Finnish high jumper Ella Junnila had just failed to qualify for the final at the 2022 World Athletics Championships in Oregon when the messages started arriving in volume.
She had shared a personal Instagram post, writing that she would keep competing for as long as the fire inside her kept burning for high jump. In the five days that followed, the abuse flooded in.
"I got more hate messages of all kinds than I've ever gotten before or ever since," Junnila told Yle News.
One commenter twisted her own words against her, telling her to "put the flame out" — by killing herself. Another named her alongside former Finnish president Tarja Halonen as "two of the worst things to come out of Finland."
Junnila is not alone.
Sprinter Emma Tainio and shot putter Emilia Kangas have also described to Yle News how they have been on the receiving end of sustained online harassment. Much of it centred not on their athletic performance, but on their bodies, their visibility, and their gender.
Social media as a necessity
For professional athletes today, maintaining an online presence has become a practical professional requirement. Sponsorships, brand collaborations, and public profile-building increasingly depend on a strong social media presence.
"Your social media is basically your business card — your face to the world," said Tainio.
Junnila meanwhile says she uses her platform to offer followers a “window” into elite sport, while Kangas believes online visibility was essential to her recent fundraising efforts.
However, visibility does not always equal opportunity. Greater exposure online can also mean greater exposure to harassment.
A documented pattern
A 2025 report on equality in sports and physical activity in Finland, drawing on research by the Finnish Center for Integrity in Sports, found that women reported sexual and gender-based harassment at substantially higher rates than men — 23 percent compared to 3 percent.
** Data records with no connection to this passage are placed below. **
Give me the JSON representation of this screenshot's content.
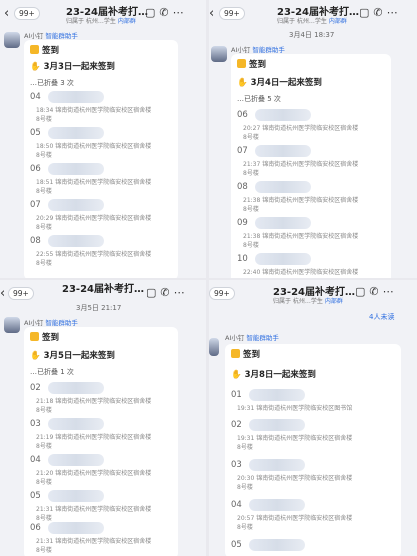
{
  "panels": [
    {
      "id": "q1",
      "header": {
        "back_count": "99+",
        "title": "23-24届补考打…",
        "subtitle_text": "归属于 杭州…学生",
        "subtitle_tag": "内部群",
        "icons": [
          "bag-icon",
          "call-icon",
          "more-icon"
        ]
      },
      "date_label": "",
      "sender": {
        "name": "AI小钉",
        "tag": "智能群助手"
      },
      "card": {
        "title": "签到",
        "theme": "3月3日一起来签到",
        "folded": "…已折叠 3 次"
      },
      "entries": [
        {
          "num": "04",
          "time": "18:34",
          "loc1": "锦南街道杭州医学院临安校区宿舍楼",
          "loc2": "8号楼"
        },
        {
          "num": "05",
          "time": "18:50",
          "loc1": "锦南街道杭州医学院临安校区宿舍楼",
          "loc2": "8号楼"
        },
        {
          "num": "06",
          "time": "18:51",
          "loc1": "锦南街道杭州医学院临安校区宿舍楼",
          "loc2": "8号楼"
        },
        {
          "num": "07",
          "time": "20:29",
          "loc1": "锦南街道杭州医学院临安校区宿舍楼",
          "loc2": "8号楼"
        },
        {
          "num": "08",
          "time": "22:55",
          "loc1": "锦南街道杭州医学院临安校区宿舍楼",
          "loc2": "8号楼"
        }
      ]
    },
    {
      "id": "q2",
      "header": {
        "back_count": "99+",
        "title": "23-24届补考打…",
        "subtitle_text": "归属于 杭州…学生",
        "subtitle_tag": "内部群",
        "icons": [
          "bag-icon",
          "call-icon",
          "more-icon"
        ]
      },
      "date_label": "3月4日 18:37",
      "sender": {
        "name": "AI小钉",
        "tag": "智能群助手"
      },
      "card": {
        "title": "签到",
        "theme": "3月4日一起来签到",
        "folded": "…已折叠 5 次"
      },
      "entries": [
        {
          "num": "06",
          "time": "20:27",
          "loc1": "锦南街道杭州医学院临安校区宿舍楼",
          "loc2": "8号楼"
        },
        {
          "num": "07",
          "time": "21:37",
          "loc1": "锦南街道杭州医学院临安校区宿舍楼",
          "loc2": "8号楼"
        },
        {
          "num": "08",
          "time": "21:38",
          "loc1": "锦南街道杭州医学院临安校区宿舍楼",
          "loc2": "8号楼"
        },
        {
          "num": "09",
          "time": "21:38",
          "loc1": "锦南街道杭州医学院临安校区宿舍楼",
          "loc2": "8号楼"
        },
        {
          "num": "10",
          "time": "22:40",
          "loc1": "锦南街道杭州医学院临安校区宿舍楼",
          "loc2": ""
        }
      ]
    },
    {
      "id": "q3",
      "header": {
        "back_count": "99+",
        "title": "23-24届补考打…",
        "subtitle_text": "",
        "subtitle_tag": "",
        "icons": [
          "bag-icon",
          "call-icon",
          "more-icon"
        ]
      },
      "date_label": "3月5日 21:17",
      "sender": {
        "name": "AI小钉",
        "tag": "智能群助手"
      },
      "card": {
        "title": "签到",
        "theme": "3月5日一起来签到",
        "folded": "…已折叠 1 次"
      },
      "entries": [
        {
          "num": "02",
          "time": "21:18",
          "loc1": "锦南街道杭州医学院临安校区宿舍楼",
          "loc2": "8号楼"
        },
        {
          "num": "03",
          "time": "21:19",
          "loc1": "锦南街道杭州医学院临安校区宿舍楼",
          "loc2": "8号楼"
        },
        {
          "num": "04",
          "time": "21:20",
          "loc1": "锦南街道杭州医学院临安校区宿舍楼",
          "loc2": "8号楼"
        },
        {
          "num": "05",
          "time": "21:31",
          "loc1": "锦南街道杭州医学院临安校区宿舍楼",
          "loc2": "8号楼"
        },
        {
          "num": "06",
          "time": "21:31",
          "loc1": "锦南街道杭州医学院临安校区宿舍楼",
          "loc2": "8号楼"
        }
      ]
    },
    {
      "id": "q4",
      "header": {
        "back_count": "99+",
        "title": "23-24届补考打…",
        "subtitle_text": "归属于 杭州…学生",
        "subtitle_tag": "内部群",
        "icons": [
          "bag-icon",
          "call-icon",
          "more-icon"
        ]
      },
      "date_label": "",
      "unread": "4人未读",
      "sender": {
        "name": "AI小钉",
        "tag": "智能群助手"
      },
      "card": {
        "title": "签到",
        "theme": "3月8日一起来签到",
        "folded": ""
      },
      "entries": [
        {
          "num": "01",
          "time": "19:31",
          "loc1": "锦南街道杭州医学院临安校区图书馆",
          "loc2": ""
        },
        {
          "num": "02",
          "time": "19:31",
          "loc1": "锦南街道杭州医学院临安校区宿舍楼",
          "loc2": "8号楼"
        },
        {
          "num": "03",
          "time": "20:30",
          "loc1": "锦南街道杭州医学院临安校区宿舍楼",
          "loc2": "8号楼"
        },
        {
          "num": "04",
          "time": "20:57",
          "loc1": "锦南街道杭州医学院临安校区宿舍楼",
          "loc2": "8号楼"
        },
        {
          "num": "05",
          "time": "",
          "loc1": "",
          "loc2": ""
        }
      ]
    }
  ]
}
For Kangas, the harassment has often been directed at her appearance.
"People assume athletes should look a certain way. When someone doesn’t fit that image, people feel entitled to comment on it," she said.
"The comments hurt, even if the intention wasn’t necessarily to hurt you."
She added that the abuse has at times been explicitly physical.
"I’ve received a lot of unpleasant comments directly about my own body. For example, asking how someone can reach the top when their stomach or other parts jiggle so much. They’ve directly referred to my body weight," Kangas added.
Tainio, meanwhile, has faced criticism for the way she presents herself on social media, including accusations of unprofessionalism and attention-seeking, as well as claims that she has set feminism backwards.
"It's slut-shaming. I've been called a whore — in so many ways and in so many words," she said.
"This is a war tactic"
Niina Meriläinen, a professor and researcher with extensive experience studying information warfare, cognitive warfare, and online influence, said the sexualisation of women online is a deliberate mechanism — not a by-product.
"When there's sexualisation in the comments that women get, you always become defensive. The sexualisation is so personal that you always have to start defending yourself or make sure that you are safe. And men, or whoever is attacking you, know that," she said.
Meriläinen believes female athletes are targeted because they are visible, successful, and transgressive in the eyes of a certain segment of society. Historically, she argues, public achievement and status were seen as a male domain — and for some, women stepping into that space feels like a direct threat.
This, she explained, feeds a zero-sum mindset — the idea that if women or minorities succeed, something must be taken away from men. It can turn visibility itself into a provocation.
"When you are frustrated in your own life… you see female athletes, they have money, they have success, they have visibility… 'Why the hell don't I have those?'"
She further noted that the sexualisation of female athletes often extends to how their bodies are scrutinised in ways male athletes rarely experience — too skinny, too bulky, too heavy, never quite right.
"We don't talk about, or not to the same extent, about how male athletes' bodies are looking. Let's take, for example, ice hockey, the grand old Finnish national sport. How often do we speak about the naked bodies of ice hockey players?" she said.
Performance versus harassment
High jumper Ella Junnila distinguished between criticism tied to athletic performance and abuse that was sexual in nature.
"Hate comments based on athletics I can, to some degree, not understand but see where they come from. It's based on your performance as an athlete or your preparation as an athlete, but when it goes to sexual harassment, it is something that I cannot understand," she said.
"I don't understand what would motivate someone to send death threats to athletes."
A question of equality
Progress in gender equality in sport is often measured through participation rates or funding. These athletes suggest a different metric deserves attention: what happens once women become visible?
Despite the abuse she has received, Tainio said she intends to maintain her presence online.
"Sport is about enjoyment, it's about having fun, it's about growing as a person. Social media has brought me so many opportunities — more than it will ever take away."
Kangas added a reminder about the pitfalls of social media comparison.
"Don't compare yourself too much to others. I've done it quite a bit, and I wish I hadn't wasted so much energy on it."
Junnila offered a final note of advice to others navigating the same pressures.
"Try to create a space that you feel safe in. If that means not sharing anything on social media, then that's the correct answer. Nothing that social media brings is worth crumbling your mental health or crushing your self-esteem."